Polygar

A 1700 AD map of India, showing the region ruled by the Palaiyakkarar in the south.

Palaiyakkarars, or Poligar, Palegara (as the British referred to them) in Andhra, Karnataka and Tamil Nadu were the holders of a small kingdom as a feudatory to a greater sovereign. Under this system, palayam was given for valuable military services rendered by any individual. The word pālayam means domain, a military camp, or a small kingdom. This type of Palayakkarars system was in practice during the rule of Pratapa Rudhra of Warangal in the Kakatiya kingdom. The system was put in place in Tamil Nadu by Viswanatha Nayak, when he became the Nayak ruler of Madurai in 1529, with the support of his minister Ariyanathar.

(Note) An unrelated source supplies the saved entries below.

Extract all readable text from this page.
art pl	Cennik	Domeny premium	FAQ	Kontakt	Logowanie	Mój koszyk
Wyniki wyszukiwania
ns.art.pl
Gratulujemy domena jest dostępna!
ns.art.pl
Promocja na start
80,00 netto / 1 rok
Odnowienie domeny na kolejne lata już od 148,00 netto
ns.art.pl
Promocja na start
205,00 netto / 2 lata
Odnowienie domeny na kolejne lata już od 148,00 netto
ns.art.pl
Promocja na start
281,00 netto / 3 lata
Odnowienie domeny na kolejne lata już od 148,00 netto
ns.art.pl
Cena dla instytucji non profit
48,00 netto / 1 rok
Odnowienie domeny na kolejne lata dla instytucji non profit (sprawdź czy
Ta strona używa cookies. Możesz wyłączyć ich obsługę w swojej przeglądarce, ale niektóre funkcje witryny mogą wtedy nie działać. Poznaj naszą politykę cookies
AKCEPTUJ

Traditionally there were supposed to be 72 Palayakkarars. The majority of those Palaiyakkarar, who during the late 17th- and 18th-centuries controlled much of the Telugu region as well as the Tamil area, had themselves come from the Kallar, Maravar and Vatuka communities.[1]

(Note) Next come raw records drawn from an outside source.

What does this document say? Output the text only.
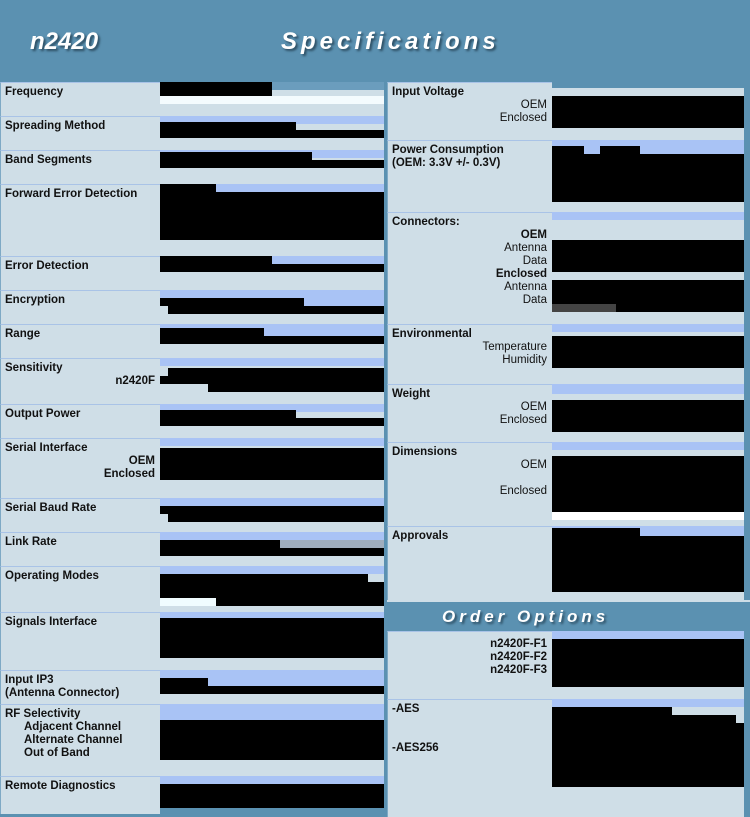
n2420	Specifications
Frequency
Spreading Method
Band Segments
Forward Error Detection
Error Detection
Encryption
Range
Sensitivity
n2420F
Output Power
Serial Interface
OEM
Enclosed
Serial Baud Rate
Link Rate
Operating Modes
Signals Interface
Input IP3
(Antenna Connector)
RF Selectivity
Adjacent Channel
Alternate Channel
Out of Band
Remote Diagnostics
Input Voltage
OEM
Enclosed
Power Consumption
(OEM: 3.3V +/- 0.3V)
Connectors:
OEM
Antenna
Data
Enclosed
Antenna
Data
Environmental
Temperature
Humidity
Weight
OEM
Enclosed
Dimensions
OEM

Enclosed
Approvals
Order Options
n2420F-F1
n2420F-F2
n2420F-F3
-AES

-AES256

The Palaiyakkarar of Madurai Country were instrumental in establishing administrative reforms by building irrigation projects, forts and religious institutions. The Palaiyakkarar who worshipped the goddess Kali[citation needed] did not allow their territory to be annexed by Aurangzeb.

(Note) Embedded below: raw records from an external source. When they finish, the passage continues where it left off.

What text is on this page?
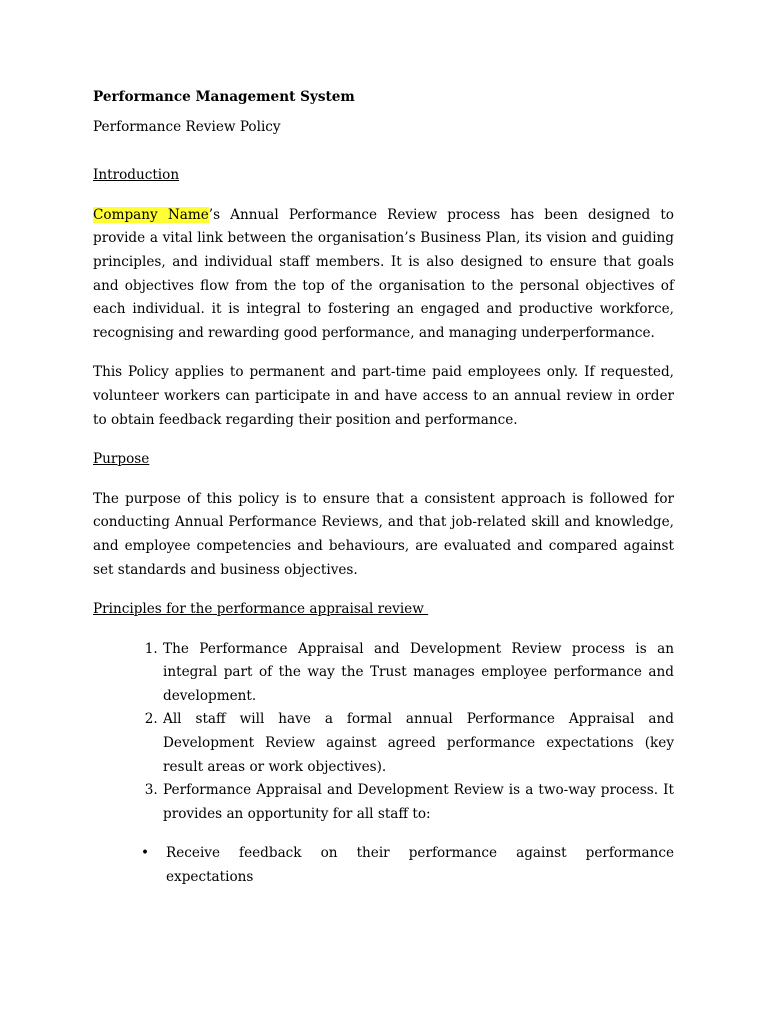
Performance Management System

Performance Review Policy

Introduction

Company Name’s Annual Performance Review process has been designed to provide a vital link between the organisation’s Business Plan, its vision and guiding principles, and individual staff members. It is also designed to ensure that goals and objectives flow from the top of the organisation to the personal objectives of each individual. it is integral to fostering an engaged and productive workforce, recognising and rewarding good performance, and managing underperformance.

This Policy applies to permanent and part-time paid employees only. If requested, volunteer workers can participate in and have access to an annual review in order to obtain feedback regarding their position and performance.

Purpose

The purpose of this policy is to ensure that a consistent approach is followed for conducting Annual Performance Reviews, and that job-related skill and knowledge, and employee competencies and behaviours, are evaluated and compared against set standards and business objectives.

Principles for the performance appraisal review

1. The Performance Appraisal and Development Review process is an integral part of the way the Trust manages employee performance and development.
2. All staff will have a formal annual Performance Appraisal and Development Review against agreed performance expectations (key result areas or work objectives).
3. Performance Appraisal and Development Review is a two-way process. It provides an opportunity for all staff to:
• Receive feedback on their performance against performance expectations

Their wars with the British East India Company after the demise of the Madurai Nayakas is often regarded as one of the earliest struggles for Indian independence. Many captured Palaiyakkarar commanders were either executed or banished to the Andaman Islands by the British. Puli Thevar, Veerapandya Kattabomman, the Marudu brothers, Maruthanayagam, Dheeran Chinnamalai, and Uyyalawada Narasimha Reddy were some notable Palaiyakkarar who rose up in revolt against the British rule in South India. Their wars against the British East India Company predates the Indian rebellion of 1857 in Northern India by many decades but is still largely given less importance by historians.[citation needed]

  1. ^ Bayly, Susan (2001). Caste, Society and Politics in India from the Eighteenth Century to the Modern Age. Cambridge University Press. p. 39. ISBN 978-0-521-79842-6.